Как-то они уже говорили на эту тему наедине. Ревнует, что ли, Лариска? Раньше, в прошлой жизни, за ней этого не замечалось. Или тогда поводов не находилось, обе они были одинаково бедны и неприкаянны, отчего и сдружились. Теперь же Лариса сказала, что слишком откровенно Наташа изображает из себя гранд-даму, хозяйку и капитана, и парохода, и вообще всего вокруг.
Наташа только посмеялась незло. Как будто она не дает Ларисе тоже занять любое количество комнат на любой палубе и придумать себе самый потрясный стиль. Слава богу, пароход размером с двенадцатиэтажный дом на целый квартал, всем места хватит. А кстати, свою-то каюту она еще не показала, может, там такое…
– В конце концов, – сказала она подруге, – твоя маечка на голое тело ничуть не менее вызывающа, чем мои туалеты, и не стоило бы зацикливаться на ерунде. Нам еще жить вместе и жить, в Москве пять лет тем и спасались, что держались друг за друга, а сейчас вдруг… Может, у тебя проблемы, так прямо и скажи, что-нибудь придумаем, а то совершенно фрейдизм какой-то…
Однако Лариса предложенного тона не приняла. Неужели на самом деле таким, как она, противопоказаны благополучие и изобилие?
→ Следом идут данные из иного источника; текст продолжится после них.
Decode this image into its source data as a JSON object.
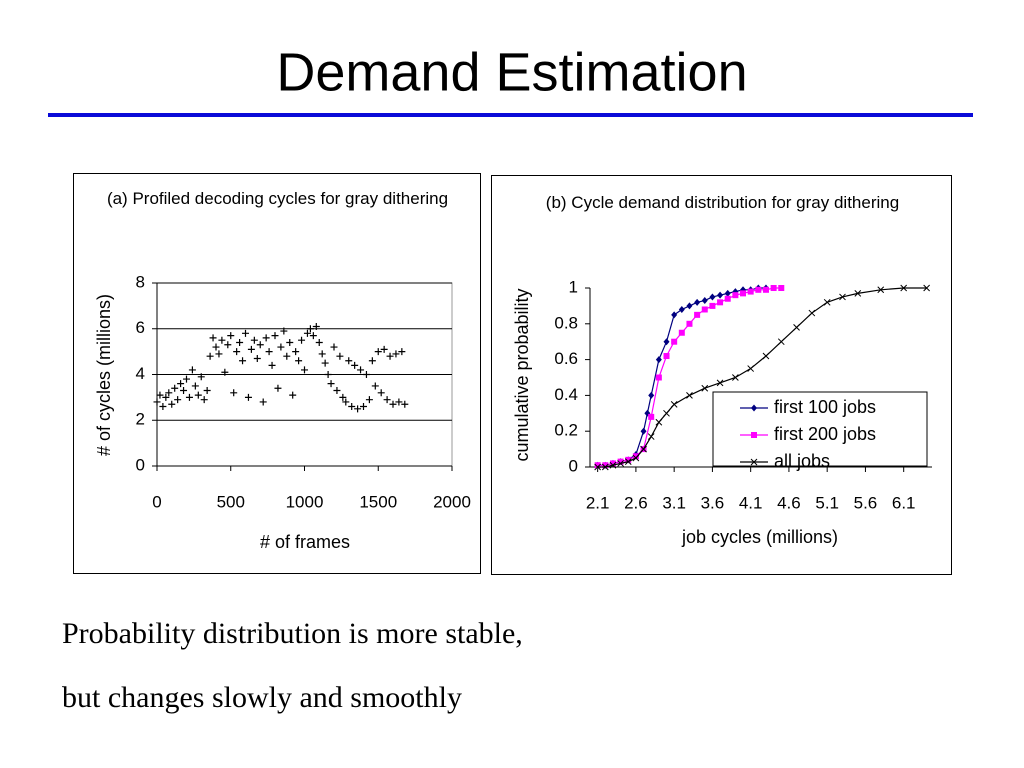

Или набралась от своего Левашова первобытно-коммунистических предрассудков? Вроде как Рахметов в известном романе: если простой народ апельсинов есть не может, так и я не буду! И ограничил себя, кажется, фунтом говядины в день. Вот аскет, действительно! А двести граммов ливера на завтрак и обед квалифицированному архитектору и бутылку кефира на ночь не угодно ли?